Look at the 2012 49ers. After the Ravens built a 28–6 third-quarter lead in Super Bowl XLVII, the power went out for 34 minutes. With it went Baltimore’s momentum, and the Ravens had to hold off San Francisco’s rally for a nail-biting 34–31 win.
Sunday, when Federer and Granollers finally returned to the courts, so did the Federer we all know and love, winning 20 of 25 games thereafter for a 4–6, 6–1, 6–1, 6–1 come-from-behind blowout win.
Perhaps this is Federer’s year for another US Open title. It certainly has been a while.
The man who once won five straight championships in Flushing hasn’t even been to the finals since 2009, when Juan Martin del Potro shocked him in five sets.
Now at age 33, another title isn’t completely out of the question—Pete Sampras won his last tournament here at 31—but he’s going to need some help, which he’s gotten already.

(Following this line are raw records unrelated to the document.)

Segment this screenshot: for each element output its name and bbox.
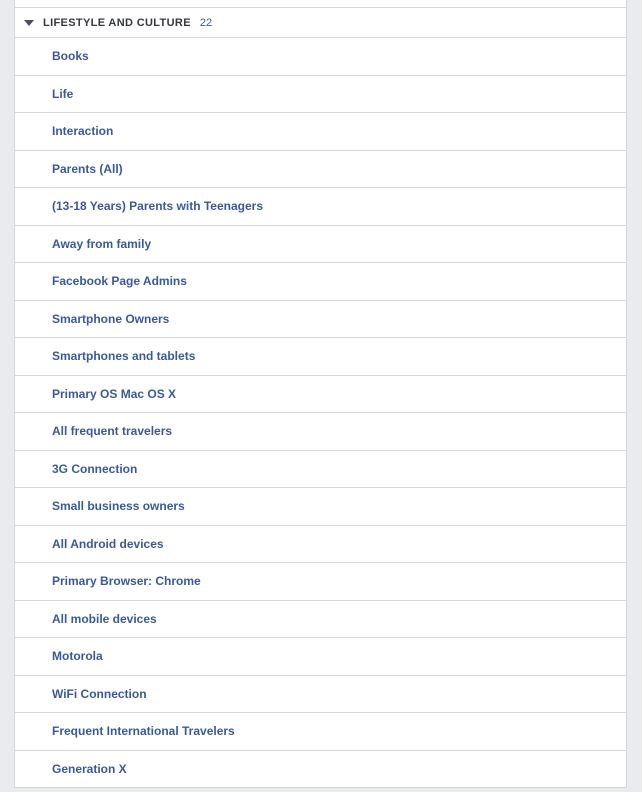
interest-link[interactable]: Smartphone Owners <box>52 312 169 326</box>
section-header-lifestyle-and-culture[interactable]: LIFESTYLE AND CULTURE 22 <box>15 8 626 38</box>
interest-link[interactable]: All Android devices <box>52 537 164 551</box>
interest-row[interactable]: Primary Browser: Chrome <box>15 563 626 601</box>
section-title: LIFESTYLE AND CULTURE <box>43 16 191 29</box>
interest-link[interactable]: Life <box>52 87 73 101</box>
interest-row[interactable]: Smartphone Owners <box>15 300 626 338</box>
triangle-down-icon[interactable] <box>24 19 34 26</box>
interest-link[interactable]: Parents (All) <box>52 162 123 176</box>
clipped-row-above <box>15 0 626 8</box>
interest-row[interactable]: Away from family <box>15 225 626 263</box>
interest-row[interactable]: (13-18 Years) Parents with Teenagers <box>15 188 626 226</box>
section-count-badge: 22 <box>199 16 213 29</box>
interest-link[interactable]: Interaction <box>52 124 113 138</box>
interest-link[interactable]: Away from family <box>52 237 151 251</box>
interest-link[interactable]: Books <box>52 49 89 63</box>
interest-row[interactable]: Life <box>15 75 626 113</box>
interest-link[interactable]: Frequent International Travelers <box>52 724 235 738</box>
interest-row[interactable]: All Android devices <box>15 525 626 563</box>
interest-row[interactable]: Frequent International Travelers <box>15 713 626 751</box>
interest-link[interactable]: Small business owners <box>52 499 185 513</box>
interest-row[interactable]: Interaction <box>15 113 626 151</box>
interest-link[interactable]: All mobile devices <box>52 612 157 626</box>
interest-link[interactable]: Primary OS Mac OS X <box>52 387 176 401</box>
interest-link[interactable]: 3G Connection <box>52 462 137 476</box>
interest-row[interactable]: Books <box>15 38 626 76</box>
interest-row[interactable]: All frequent travelers <box>15 413 626 451</box>
interest-row[interactable]: Small business owners <box>15 488 626 526</box>
interest-category-panel: LIFESTYLE AND CULTURE 22 Books Life Intera… <box>14 0 627 788</box>
interest-link[interactable]: Primary Browser: Chrome <box>52 574 201 588</box>
interest-link[interactable]: All frequent travelers <box>52 424 172 438</box>
interest-row[interactable]: 3G Connection <box>15 450 626 488</box>
interest-link[interactable]: Generation X <box>52 762 127 776</box>
interest-row[interactable]: Parents (All) <box>15 150 626 188</box>
interest-link[interactable]: Motorola <box>52 649 103 663</box>
interest-link[interactable]: Facebook Page Admins <box>52 274 187 288</box>
interest-row[interactable]: Motorola <box>15 638 626 676</box>
interest-row[interactable]: Smartphones and tablets <box>15 338 626 376</box>
interest-row[interactable]: All mobile devices <box>15 600 626 638</box>
interest-row[interactable]: WiFi Connection <box>15 675 626 713</box>
interest-list: Books Life Interaction Parents (All) (13-18 … <box>15 38 626 788</box>
interest-row[interactable]: Generation X <box>15 750 626 788</box>
interest-link[interactable]: Smartphones and tablets <box>52 349 195 363</box>
interest-link[interactable]: WiFi Connection <box>52 687 147 701</box>
interest-row[interactable]: Primary OS Mac OS X <box>15 375 626 413</box>
interest-link[interactable]: (13-18 Years) Parents with Teenagers <box>52 199 263 213</box>
interest-row[interactable]: Facebook Page Admins <box>15 263 626 301</box>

Besides Mother Nature helping him out Sunday, his nemesis Rafael Nadal, who he hasn’t beaten in a Grand Slam event since 2007, withdrew before the tournament even began.
In addition, sixth-seeded Tomas Berdych—who Federer is a career 12–6 against—is the highest-ranked player left on Federer’s half of the draw.
Of course, it used to be that Federer didn’t need any such scheduling or weather breaks to win a major. Starting with his Wimbledon win in 2005, “The Fed” made the finals of 18 of 19 Grand Slams and won 12 of them—simply an incredible run.
But that run ended with him winning the Australian Open four years ago. Since then, he’s reached a major final just three times and won one—Wimbledon in 2012.
But he’s been playing much better of late.
Federer entered the US Open fresh off winning the Western & Southern Open—dropping just two sets in five matches—while finishing runner-up at the Rogers Cup to Jo-Wilfried Tsonga. Previous to that, Federer pushed world No. 1 Novak Djokovic to five sets in a thrilling Wimbledon final.
The top-seeded Djokovic is already into the quarterfinals, and a finals matchup with Federer, who he beat in the 2010 and 2011 semis, seems likely.
Maybe Federer can catch just one more break.